Alpha One has been at the superhero game since the early 1950s and has turned the process into a well-oiled machine. Post-heroics cleanup, investigations into open cases, and press are all handled by Team Omega, an organization funded by Alpha One merchandise sales for the sole purpose of liaising between the hero and the public. When the head of Team Omega is tragically killed, second-in-command Gabriel Cole takes over the job. Gabe has been preparing for this job his whole life. But, is it worth the risk? Is it really what he wants? Is there more to the job than he thought there would be?
This comic is very well written to grab your attention right from the beginning and keep you engaged all the way through. Some of the plot points have been done before, but the creative team still manages to make them feel fresh and new.

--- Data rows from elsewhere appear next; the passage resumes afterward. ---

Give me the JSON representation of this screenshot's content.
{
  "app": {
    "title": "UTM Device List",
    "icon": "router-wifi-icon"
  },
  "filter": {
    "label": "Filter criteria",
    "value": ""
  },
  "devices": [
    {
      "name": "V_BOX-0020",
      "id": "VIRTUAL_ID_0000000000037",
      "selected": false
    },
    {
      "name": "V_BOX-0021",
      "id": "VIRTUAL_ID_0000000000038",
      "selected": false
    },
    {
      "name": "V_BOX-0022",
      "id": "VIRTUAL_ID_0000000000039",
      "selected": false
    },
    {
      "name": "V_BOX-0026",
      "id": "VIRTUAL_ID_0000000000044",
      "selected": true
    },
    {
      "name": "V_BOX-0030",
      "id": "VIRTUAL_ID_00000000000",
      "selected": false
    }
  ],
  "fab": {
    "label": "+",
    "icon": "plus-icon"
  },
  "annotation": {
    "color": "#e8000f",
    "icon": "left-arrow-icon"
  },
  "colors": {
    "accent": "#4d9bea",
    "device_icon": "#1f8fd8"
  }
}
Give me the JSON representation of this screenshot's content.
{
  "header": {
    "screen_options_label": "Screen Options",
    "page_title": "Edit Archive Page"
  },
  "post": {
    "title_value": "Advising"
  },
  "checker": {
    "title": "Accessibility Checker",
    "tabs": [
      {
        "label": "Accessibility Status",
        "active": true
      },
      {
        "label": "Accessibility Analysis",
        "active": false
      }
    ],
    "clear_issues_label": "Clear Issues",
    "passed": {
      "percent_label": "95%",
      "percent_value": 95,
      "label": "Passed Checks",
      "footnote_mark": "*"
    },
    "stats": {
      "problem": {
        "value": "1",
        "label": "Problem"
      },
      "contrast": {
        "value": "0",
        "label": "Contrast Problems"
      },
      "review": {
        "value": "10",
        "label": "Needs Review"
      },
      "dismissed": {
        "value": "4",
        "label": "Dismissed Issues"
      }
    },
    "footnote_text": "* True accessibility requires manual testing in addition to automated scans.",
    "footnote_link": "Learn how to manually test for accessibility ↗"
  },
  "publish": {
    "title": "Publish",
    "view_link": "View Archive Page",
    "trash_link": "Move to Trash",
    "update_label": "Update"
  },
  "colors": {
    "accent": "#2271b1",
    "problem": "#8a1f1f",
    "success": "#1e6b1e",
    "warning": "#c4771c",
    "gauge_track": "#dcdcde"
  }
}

The comic also touches on a few issues that haven’t been done as much, or are done in different and interesting ways, such as the bureaucratic aftermath of a superhero’s major victory, or the question, “What does a superhero do when he gets lonely?”
To be honest, I’ve gotten kind of burned out on superhero stories lately. It seems that every comic creator (or novelist, or webseries creator, or geeky artist in general) has created their own superhero world, with a different take on the implications of that world, and by extension, on the implications in today’s world of the stories we all grew up on. They’re great comics, but they all run together after a while and begin to sound the same. That being the case, these days a superhero comic has really got to be something special to make an impression on me. The Mighty is something special. It was fun, unique, and really stood out from other superhero stories I’ve read. This one is definitely worth reading.